Упавший на землю Захар озлобленно посмотрел на Салтыкова. Понимая, что тот не шутит, сдержался и промолчал. Народоборцы и крестьяне связали Захара, отпуская при этом оскорбительные комментарии в его сторону, запугивая.

— С такими как ты наш командир не церемонится. Последних из ваших мы четвертовали прямо на площади в губернском городе, — хвастался один.

— А вопили-то они как, — смакуя подробности, вспоминал второй. — Будто резанные. Во всём сознались, вину за все преступления на себя взяли. С тобой будет точь-в-точь. Сначала отпираться станешь, а уж потом заголосишь.

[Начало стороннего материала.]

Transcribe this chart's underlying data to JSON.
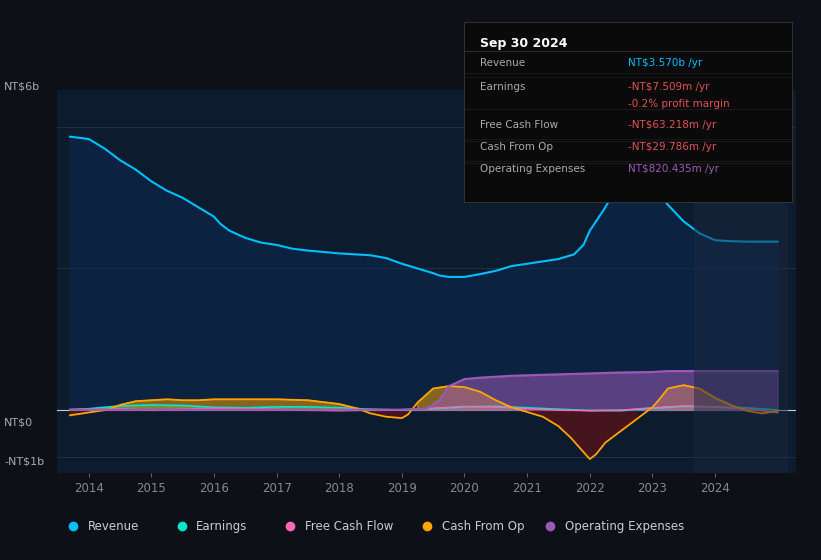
{
  "bg_color": "#0d1117",
  "plot_bg_color": "#0d1b2e",
  "grid_color": "#1e3050",
  "ylabel_top": "NT$6b",
  "ylabel_zero": "NT$0",
  "ylabel_bottom": "-NT$1b",
  "xlim": [
    2013.5,
    2025.3
  ],
  "ylim": [
    -1350000000.0,
    6800000000.0
  ],
  "x_years": [
    2014,
    2015,
    2016,
    2017,
    2018,
    2019,
    2020,
    2021,
    2022,
    2023,
    2024
  ],
  "revenue_x": [
    2013.7,
    2014.0,
    2014.25,
    2014.5,
    2014.75,
    2015.0,
    2015.25,
    2015.5,
    2015.75,
    2016.0,
    2016.1,
    2016.25,
    2016.5,
    2016.75,
    2017.0,
    2017.25,
    2017.5,
    2017.75,
    2018.0,
    2018.25,
    2018.5,
    2018.75,
    2019.0,
    2019.25,
    2019.5,
    2019.6,
    2019.75,
    2020.0,
    2020.25,
    2020.5,
    2020.75,
    2021.0,
    2021.25,
    2021.5,
    2021.75,
    2021.9,
    2022.0,
    2022.25,
    2022.5,
    2022.6,
    2022.75,
    2023.0,
    2023.1,
    2023.25,
    2023.5,
    2023.75,
    2024.0,
    2024.25,
    2024.5,
    2024.75,
    2025.0
  ],
  "revenue_y": [
    5800000000.0,
    5750000000.0,
    5550000000.0,
    5300000000.0,
    5100000000.0,
    4850000000.0,
    4650000000.0,
    4500000000.0,
    4300000000.0,
    4100000000.0,
    3950000000.0,
    3800000000.0,
    3650000000.0,
    3550000000.0,
    3500000000.0,
    3420000000.0,
    3380000000.0,
    3350000000.0,
    3320000000.0,
    3300000000.0,
    3280000000.0,
    3220000000.0,
    3100000000.0,
    3000000000.0,
    2900000000.0,
    2850000000.0,
    2820000000.0,
    2820000000.0,
    2880000000.0,
    2950000000.0,
    3050000000.0,
    3100000000.0,
    3150000000.0,
    3200000000.0,
    3300000000.0,
    3500000000.0,
    3800000000.0,
    4300000000.0,
    4900000000.0,
    5100000000.0,
    5000000000.0,
    4800000000.0,
    4600000000.0,
    4350000000.0,
    4000000000.0,
    3750000000.0,
    3600000000.0,
    3580000000.0,
    3570000000.0,
    3570000000.0,
    3570000000.0
  ],
  "earnings_x": [
    2013.7,
    2014.0,
    2014.5,
    2015.0,
    2015.5,
    2016.0,
    2016.5,
    2017.0,
    2017.5,
    2018.0,
    2018.5,
    2019.0,
    2019.5,
    2020.0,
    2020.5,
    2021.0,
    2021.5,
    2022.0,
    2022.5,
    2023.0,
    2023.5,
    2024.0,
    2024.5,
    2025.0
  ],
  "earnings_y": [
    0.0,
    20000000.0,
    80000000.0,
    100000000.0,
    90000000.0,
    50000000.0,
    40000000.0,
    60000000.0,
    60000000.0,
    40000000.0,
    10000000.0,
    -10000000.0,
    20000000.0,
    60000000.0,
    70000000.0,
    40000000.0,
    10000000.0,
    -20000000.0,
    -20000000.0,
    30000000.0,
    70000000.0,
    60000000.0,
    40000000.0,
    -7500000.0
  ],
  "cashflow_x": [
    2013.7,
    2014.0,
    2014.5,
    2015.0,
    2015.5,
    2016.0,
    2016.5,
    2017.0,
    2017.5,
    2018.0,
    2018.5,
    2019.0,
    2019.5,
    2020.0,
    2020.5,
    2021.0,
    2021.5,
    2022.0,
    2022.5,
    2023.0,
    2023.5,
    2024.0,
    2024.5,
    2025.0
  ],
  "cashflow_y": [
    0.0,
    10000000.0,
    20000000.0,
    -10000000.0,
    10000000.0,
    30000000.0,
    20000000.0,
    10000000.0,
    -10000000.0,
    -20000000.0,
    -10000000.0,
    0.0,
    30000000.0,
    70000000.0,
    60000000.0,
    20000000.0,
    -10000000.0,
    -20000000.0,
    -10000000.0,
    40000000.0,
    80000000.0,
    60000000.0,
    20000000.0,
    -63000000.0
  ],
  "cashfromop_x": [
    2013.7,
    2014.0,
    2014.3,
    2014.5,
    2014.75,
    2015.0,
    2015.25,
    2015.5,
    2015.75,
    2016.0,
    2016.5,
    2017.0,
    2017.5,
    2018.0,
    2018.3,
    2018.5,
    2018.75,
    2019.0,
    2019.1,
    2019.25,
    2019.5,
    2019.75,
    2020.0,
    2020.25,
    2020.5,
    2020.75,
    2021.0,
    2021.25,
    2021.5,
    2021.7,
    2021.9,
    2022.0,
    2022.1,
    2022.25,
    2022.5,
    2022.75,
    2023.0,
    2023.1,
    2023.25,
    2023.5,
    2023.75,
    2024.0,
    2024.25,
    2024.5,
    2024.75,
    2025.0
  ],
  "cashfromop_y": [
    -120000000.0,
    -60000000.0,
    0.0,
    100000000.0,
    180000000.0,
    200000000.0,
    220000000.0,
    200000000.0,
    200000000.0,
    220000000.0,
    220000000.0,
    220000000.0,
    200000000.0,
    120000000.0,
    20000000.0,
    -80000000.0,
    -150000000.0,
    -180000000.0,
    -100000000.0,
    150000000.0,
    450000000.0,
    500000000.0,
    480000000.0,
    380000000.0,
    200000000.0,
    50000000.0,
    -50000000.0,
    -150000000.0,
    -350000000.0,
    -600000000.0,
    -900000000.0,
    -1050000000.0,
    -950000000.0,
    -700000000.0,
    -450000000.0,
    -200000000.0,
    50000000.0,
    200000000.0,
    450000000.0,
    520000000.0,
    450000000.0,
    250000000.0,
    100000000.0,
    -20000000.0,
    -80000000.0,
    -30000000.0
  ],
  "opex_x": [
    2013.7,
    2014.0,
    2014.5,
    2015.0,
    2015.5,
    2016.0,
    2016.5,
    2017.0,
    2017.5,
    2018.0,
    2018.5,
    2019.0,
    2019.4,
    2019.6,
    2019.75,
    2020.0,
    2020.25,
    2020.5,
    2020.75,
    2021.0,
    2021.5,
    2022.0,
    2022.5,
    2023.0,
    2023.25,
    2023.5,
    2023.75,
    2024.0,
    2024.5,
    2025.0
  ],
  "opex_y": [
    0.0,
    0.0,
    0.0,
    0.0,
    0.0,
    0.0,
    0.0,
    0.0,
    0.0,
    0.0,
    0.0,
    0.0,
    20000000.0,
    200000000.0,
    500000000.0,
    650000000.0,
    680000000.0,
    700000000.0,
    720000000.0,
    730000000.0,
    750000000.0,
    770000000.0,
    790000000.0,
    800000000.0,
    820000000.0,
    820000000.0,
    820000000.0,
    820000000.0,
    820000000.0,
    820000000.0
  ],
  "revenue_color": "#00bfff",
  "earnings_color": "#00e5cc",
  "cashflow_color": "#ff69b4",
  "cashfromop_color": "#ffa500",
  "opex_color": "#9b59b6",
  "legend_items": [
    "Revenue",
    "Earnings",
    "Free Cash Flow",
    "Cash From Op",
    "Operating Expenses"
  ],
  "legend_colors": [
    "#00bfff",
    "#00e5cc",
    "#ff69b4",
    "#ffa500",
    "#9b59b6"
  ],
  "tooltip": {
    "title": "Sep 30 2024",
    "rows": [
      {
        "label": "Revenue",
        "value": "NT$3.570b /yr",
        "value_color": "#00bfff"
      },
      {
        "label": "Earnings",
        "value": "-NT$7.509m /yr",
        "value_color": "#e05252"
      },
      {
        "label": "",
        "value": "-0.2% profit margin",
        "value_color": "#e05252"
      },
      {
        "label": "Free Cash Flow",
        "value": "-NT$63.218m /yr",
        "value_color": "#e05252"
      },
      {
        "label": "Cash From Op",
        "value": "-NT$29.786m /yr",
        "value_color": "#e05252"
      },
      {
        "label": "Operating Expenses",
        "value": "NT$820.435m /yr",
        "value_color": "#9b59b6"
      }
    ]
  }
}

Плохо они знали Захара, если надеялись запугать такими разговорами: шрамы на его лице остались не от взрыва гранаты или снаряда, а от ножа народоборца. Захар тогда попал в плен во время разведки боем. В отличие от остальных держался стойко, чем только разозлил врагов. Решили показательно его казнить, перед этим подвергнуть пытке. Но когда командованию Народной Армии стало известно о разгроме разведотряда, они послали на выручку роту, возглавляемую бывшим царским гвардейцем Оболенским Кириллом Ивановичем. Нарармейцы действовали дерзко, ворвавшись прямо в стан врага и устроив погром. Внезапность и напор, а также фантастическое мастерство Оболенского в обращении с мечом и пистолетом ошеломили народоборцев, пленных удалось отбить, а после ретироваться, понеся минимальные потери. И не смотря на то, что Захар был знаком с Кириллом Ивановичем задолго до того, как комиссар спас Захара, они подружились и привязались друг к другу именно тогда.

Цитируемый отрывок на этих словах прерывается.